The Mudcat Café TM
Thread #120379   Message #2618421
Posted By: Jim Carroll
25-Apr-09 - 08:01 AM
Thread Name: Riddle Songs??
Subject: RE: Riddle Songs??
Ah well, we can't get it right all he time - we'll all have to wait till you produce your book on 'The Revised Veiw of World Folksong and Folklore' - too late for'Folkie Lucy' I'm afraid.
In the meantime the rest of us will have to struggle on with the likeof Prof. McKillop's less dogmatic view:
Sheela-na-gig, Sheila-na-gig [Ir. Sile na gCioch, Sheila (Caecilia) of the breasts].

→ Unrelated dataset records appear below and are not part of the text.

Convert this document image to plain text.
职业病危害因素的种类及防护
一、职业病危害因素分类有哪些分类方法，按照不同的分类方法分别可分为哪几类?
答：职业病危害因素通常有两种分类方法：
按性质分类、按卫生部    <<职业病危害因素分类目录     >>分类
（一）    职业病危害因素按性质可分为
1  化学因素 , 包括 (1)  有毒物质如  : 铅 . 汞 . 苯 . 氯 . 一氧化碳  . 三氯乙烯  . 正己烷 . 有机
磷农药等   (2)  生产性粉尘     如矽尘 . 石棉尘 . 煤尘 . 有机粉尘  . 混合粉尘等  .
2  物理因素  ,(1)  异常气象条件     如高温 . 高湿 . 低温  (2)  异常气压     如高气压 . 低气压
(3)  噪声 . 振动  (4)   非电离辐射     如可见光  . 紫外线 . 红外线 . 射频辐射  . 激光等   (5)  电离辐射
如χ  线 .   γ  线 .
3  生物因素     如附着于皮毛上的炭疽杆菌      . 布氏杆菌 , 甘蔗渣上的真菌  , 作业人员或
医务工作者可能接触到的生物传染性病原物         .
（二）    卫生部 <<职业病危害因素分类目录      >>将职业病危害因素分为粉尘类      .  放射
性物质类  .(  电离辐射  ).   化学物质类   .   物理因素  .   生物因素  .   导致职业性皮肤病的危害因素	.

Stone carvings from medieval Ireland and elsewhere depicting a naked woman with her legs apart, revealing her vagina. Although the pose would often be con¬sidered obscene, many surviving examples are found in churches. In the British Isles most are found in Ireland, with smaller numbers in England, Wales, and Scotland; arguably some instances may be found in France. Although their precise origin, date, and significance have never been satisfactorily explained,-speculations have not been wanting. They may be borrowed from French Romanesque depictions of the sin of lust, meant as a warning. They may be fertility figures, used as a cure for barrenness. Recent feminist commentators have suggested they may be reminders of the primal earth mother whose rule over life and death pre-dated Christianity. See H. Hickey, Images of Stone (Belfast, 1976); Jorgen Andersen, The Witch on the Wall (London, 1977); James H. Dunn, 'Síle-na-gCíoch', Eire-Ireland, 12(1) (1977), 68-85; Helen Lanigan Wood, 'Women in Myths and Early Depictions', in Eiléan Ní Chuilleanáin (ed.), Irish Women: Image and Achievement (Dublin, 1985), 12-24; Eamonn Kelly, Sheela-na-gigs: Origin and Functions (Dublin, 1997).
As for 'The Black Death' myth - Alice Gomme pretty much kicked that one into touch back in the 1890s.
Modesty isn't one of your stronger qualities, is it?